Festival de Locarno: Gaspar Noé livre un film bouleversant sur la fin de vie. Avec trois comédiens extraordinaires (09/08/2021)
Adepte de la transgression, on se souvient d’Irréversible qui avait fait scandale, de Love avec ses scènes de sexe non simulées, de Climax fête dégénérant en délire épileptique, le provocateur Gaspar Noé, loin de ses ambiances sulfureuses, revient avec Vortex, un film poignant sur la fin de vie. Traitant plus particulièrement du fléau de la maladie d’Alzheimer, il est adressé à tous ceux dont le cerveau se décomposera avant le cœur. Une dédicace à prendre au premier degré dans la mesure où c’est ce qui attend beaucoup de gens.
L’œuvre, projetée sur la Piazza Grande, s’ouvre sur le générique de fin, suivi d’une une citation La vie est une courte fête qui sera vite oubliée, puis de Françoise Hardy sublime qui chante Mon amie la rose, nous rappelant qu’on est bien peu de choses... Et puis l’écran se sépare, on découvre un couple âgé qui se réveille le matin et le réalisateur nous embarque pour une immersion de 2h20 dans le quotidien bouleversant de ces deux personnages perdant peu à peu leurs repères, voués inéluctablement à une lente décrépitude.
Françoise Lebrun, Dario Argento et Alex Lutz
Sans concession, n’éludant rien des ravages physiques et mentaux de la maladie et du grand âge, le film à la mise en scène dépouillée est porté par trois comédiens extraordinairement bons et justes. Ils sont plus qu'ils incarnent leurs personnages.
Ancienne psychiatre de gauche soixante-huitarde victime d’Alzheimer, elle (mythique Françoise Lebrun), sombre de plus en plus dans la démence. Lui (Dario Argento, pour la première fois à l’écran), critique de cinéma, essaye au début de gérer les choses tout en travaillant à la rédaction d’un ambitieux ouvrage. Mais sa santé très fragile l’empêche de faire face à une situation qui ne cesse de se dégrader. .
Ils ont un fils unique (Alex Lutz), irresponsable et toxicomane, ce qui permet au cinéaste de parler, parallèlement à la sénilité, de l’extrême précarité des junkies dans les quartiers nord de Paris. Désemparé, impuissant il tente de persuader ses parents de se laisser prendre en charge dans une clinique spécialisée, En vain. Ils refusent de quitter leur appartement bordélique, plein de tout ce qu’ils ont accumulé au cours de leur vie.

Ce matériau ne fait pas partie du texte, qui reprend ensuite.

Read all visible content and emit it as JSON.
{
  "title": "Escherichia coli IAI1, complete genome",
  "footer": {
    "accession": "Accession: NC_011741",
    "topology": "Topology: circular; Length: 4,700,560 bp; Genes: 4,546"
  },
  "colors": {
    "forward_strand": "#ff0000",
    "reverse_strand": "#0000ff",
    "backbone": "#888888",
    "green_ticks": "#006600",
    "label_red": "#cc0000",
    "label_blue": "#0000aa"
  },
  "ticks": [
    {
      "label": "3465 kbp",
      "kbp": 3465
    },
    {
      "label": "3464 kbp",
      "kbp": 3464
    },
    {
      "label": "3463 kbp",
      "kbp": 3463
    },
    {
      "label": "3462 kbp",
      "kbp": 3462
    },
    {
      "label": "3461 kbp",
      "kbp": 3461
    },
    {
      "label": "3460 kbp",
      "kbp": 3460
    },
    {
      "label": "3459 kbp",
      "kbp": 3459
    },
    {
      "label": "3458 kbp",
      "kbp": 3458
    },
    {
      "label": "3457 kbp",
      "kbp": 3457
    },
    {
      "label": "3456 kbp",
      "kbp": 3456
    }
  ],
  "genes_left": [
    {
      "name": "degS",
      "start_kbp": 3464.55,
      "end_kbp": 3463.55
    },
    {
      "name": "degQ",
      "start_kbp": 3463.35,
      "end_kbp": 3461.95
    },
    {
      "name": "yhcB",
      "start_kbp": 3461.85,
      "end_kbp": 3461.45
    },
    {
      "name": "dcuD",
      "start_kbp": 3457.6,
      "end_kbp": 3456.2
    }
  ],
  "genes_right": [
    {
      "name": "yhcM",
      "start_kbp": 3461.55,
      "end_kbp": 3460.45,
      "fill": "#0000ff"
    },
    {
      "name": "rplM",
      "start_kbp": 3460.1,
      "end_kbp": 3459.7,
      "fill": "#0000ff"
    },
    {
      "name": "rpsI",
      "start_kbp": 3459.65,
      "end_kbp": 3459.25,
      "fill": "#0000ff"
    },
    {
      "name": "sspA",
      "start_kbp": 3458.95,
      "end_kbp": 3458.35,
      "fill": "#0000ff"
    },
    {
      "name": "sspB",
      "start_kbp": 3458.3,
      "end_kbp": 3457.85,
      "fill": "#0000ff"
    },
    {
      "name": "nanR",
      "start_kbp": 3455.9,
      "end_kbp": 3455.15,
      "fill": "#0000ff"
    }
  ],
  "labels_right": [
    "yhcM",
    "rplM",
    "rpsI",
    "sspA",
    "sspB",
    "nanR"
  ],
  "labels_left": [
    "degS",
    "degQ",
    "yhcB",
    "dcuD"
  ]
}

Evoquant deux solitudes partagées, Vortex est tourné intégralement en split screen, en étant constamment d’un côté avec le père et de l’autre avec la mère. «Je n’avais pas prévu de le faire entièrement de cette façon, mais en constatant que cela fonctionnait, je me suis lancé», explique Gaspar Noé à la conférence de presse. «C’est assez hypnotique, on ne sait pas toujours s’il faut regarder à gauche ou à droite. Et en même temps cela crée des moments magiques ».
Le choix des acteurs
Le cinéaste, qui avait envie de faire un film sur les vieux depuis des années après avoir vu sa grand-mère et sa mère perdre la tête raconte aussi comment il a choisi ses acteurs «Je suis fasciné par Dario Argento et Françoise Lebrun. Au départ Dario n’avais pas très envie. Comme le tournage de son film a été retardé, j’ai appelé sa fille Asia, qui m’a aidé à le convaincre. Mais il voulait que son personnage ait une maîtresse.Je lui ai dit ok, pas de problème, deux, trois si tu veux… »
En ce qui concerne Françoise Lebrun, l’auteur a tout de suite pensé à elle parce qu’il adore sa performance dans La maman et la putain. «Je la trouve absolument impressionnante. Je rêvais de la rencontrer et de la prendre dans mes bras. J’étais aux anges quand elle a accepté. Quant à Alex Lutz, je l’ai découvert avec ses talents de performeur dans son film Guy. Par ailleurs, alors qu’il joue plutôt les comiques, il est tellement mélancolique dans la vie. Il y a chez lui quelque chose de brisé».